DESCRIPTION (provided by applicant): Mycobacterium tuberculosis (Mtb), the causative agent of tuberculosis (TB), is responsible for approximately 2 million deaths each year and remains a major public health hazard throughout the world. Existing treatments for both drug-sensitive TB and multi-drug resistant TB (MDR-TB) require prolonged treatment durations (6 months for drug-sensitive TB, 18-24 months for MDR-TB) and are difficult to administer. The inclusion of a fluoroquinoline antibiotic, which targets the A subunit of DNA gyrase (GyrA), into combination therapy regimens has improved culture conversion rates in clinical trials, indicating a potential to shorten treatment duration. Given the inevitable development of fluoroquinoline drug resistance, the B subunit of DNA gyrase (GyrB) is an attractive alternative target, with the potential to similarly shorten treatment length and perhaps also treat latent TB. The current classes of gyrase B inhibitors have only moderate anti-TB activity in vitro and in vivo, most likel due to their inability to efficiently penetrate the thick mycolic acid cell wall barrier of Mtb. Ths proposal will use a target-based screening strategy to rapidly identify new chemical scaffolds targeting GyrB with greater potential to be developed into anti-TB drugs. To accomplish this, structural information from existing high-affinity inhibitors and cheminformatics design principles will be used to design a GyrB-targeted combinatorial library to more efficiently explore the scaffold chemical space for this target.

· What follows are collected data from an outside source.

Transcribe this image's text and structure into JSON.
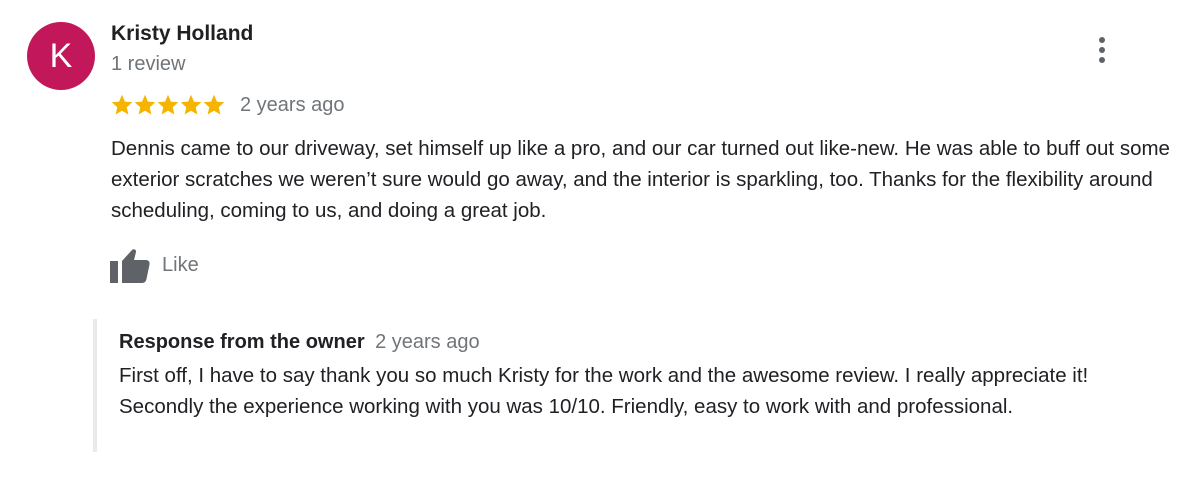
{
  "review": {
    "author": {
      "initial": "K",
      "name": "Kristy Holland",
      "meta": "1 review",
      "avatar_color": "#c2185b"
    },
    "rating": 5,
    "rating_max": 5,
    "star_color": "#f4b400",
    "date": "2 years ago",
    "text": "Dennis came to our driveway, set himself up like a pro, and our car turned out like-new. He was able to buff out some exterior scratches we weren’t sure would go away, and the interior is sparkling, too. Thanks for the flexibility around scheduling, coming to us, and doing a great job.",
    "like_label": "Like",
    "more_icon": "more-vert-icon"
  },
  "owner_response": {
    "title": "Response from the owner",
    "date": "2 years ago",
    "text": "First off, I have to say thank you so much Kristy for the work and the awesome review. I really appreciate it! Secondly the experience working with you was 10/10. Friendly, easy to work with and professional."
  }
}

Parallel synthesis methodologies will be used to rapidly synthesize and purify this targeted library, which will then be screened for binding to gyrase B using a fluorescence polarization binding assay. New classes of inhibitors will then be profiled for microbiological activity and evaluated as new lead antitubercular compounds. This rational screening approach could potentially produce an important new class of antitubercular drugs with activity against MDR-TB and the ability to shorten treatment duration. PUBLIC HEALTH RELEVANCE: The goal of the project is to create improved treatment regimens for drug-resistant tuberculosis infections that will be of shorter duration and have fewer side effects. The development of a shorter, more effective treatment regimen will increase patient compliance and thereby slow down the emergence of drug resistance and protect vulnerable populations worldwide.

描述（由申请人提供）：结核分枝杆菌（MTB），结核病的病因（TB），每年造成约200万人死亡，并且仍然是全世界的主要公共卫生危害。药物敏感性结核病和多药耐药结核病（MDR-TB）的现有治疗需要延长治疗持续时间（药物敏感的结核病为6个月，MDR-TB为18-24个月），并且难以给药。将氟喹啉抗生素靶向DNA回旋酶（Gyra）的A亚基中，在临床试验中，将DNA Gyrase（Gyra）亚基靶向组合治疗方案，可以提高培养率，这表明有可能缩短治疗持续时间。鉴于不可避免的氟喹啉耐药性的发展，DNA回旋酶（Gyrb）的B亚基是一个有吸引力的替代靶标，具有类似缩短治疗长度的潜力，也许也可以治疗潜在的TB。当前的回旋酶B抑制剂在体外和体内仅具有中等的抗TB活性，由于它们无法有效地穿透MTB的厚霉菌酸细胞壁屏障，因此大多数可能会产生。 THS提案将使用基于目标的筛查策略来快速识别针对Gyrb的新化学支架，其潜力更大，可以发展为抗TB药物。为此，来自现有的高亲和力抑制剂和化学信息设计原理的结构信息 将用于设计一个针对GYRB的组合库，以更有效地探索该目标的脚手架化学空间。平行合成方法将用于快速合成和纯化该靶向文库，然后使用荧光极化结合测定法对其进行筛选以与Gyrase B结合。然后，将针对微生物活性进行新的抑制剂类别，并评估为新的铅抗结核化合物。这种合理的筛查方法可能会产生重要的新一类抗结核药物，具有针对MDR-TB的活性以及缩短治疗持续时间的能力。 公共卫生相关性：该项目的目的是为耐药性结核病感染创造改进的治疗方案，该治疗持续时间较短，副作用较少。较短，更有效的治疗方案的发展将提高患者的依从性，从而减缓耐药性的出现并保护全球脆弱的人群。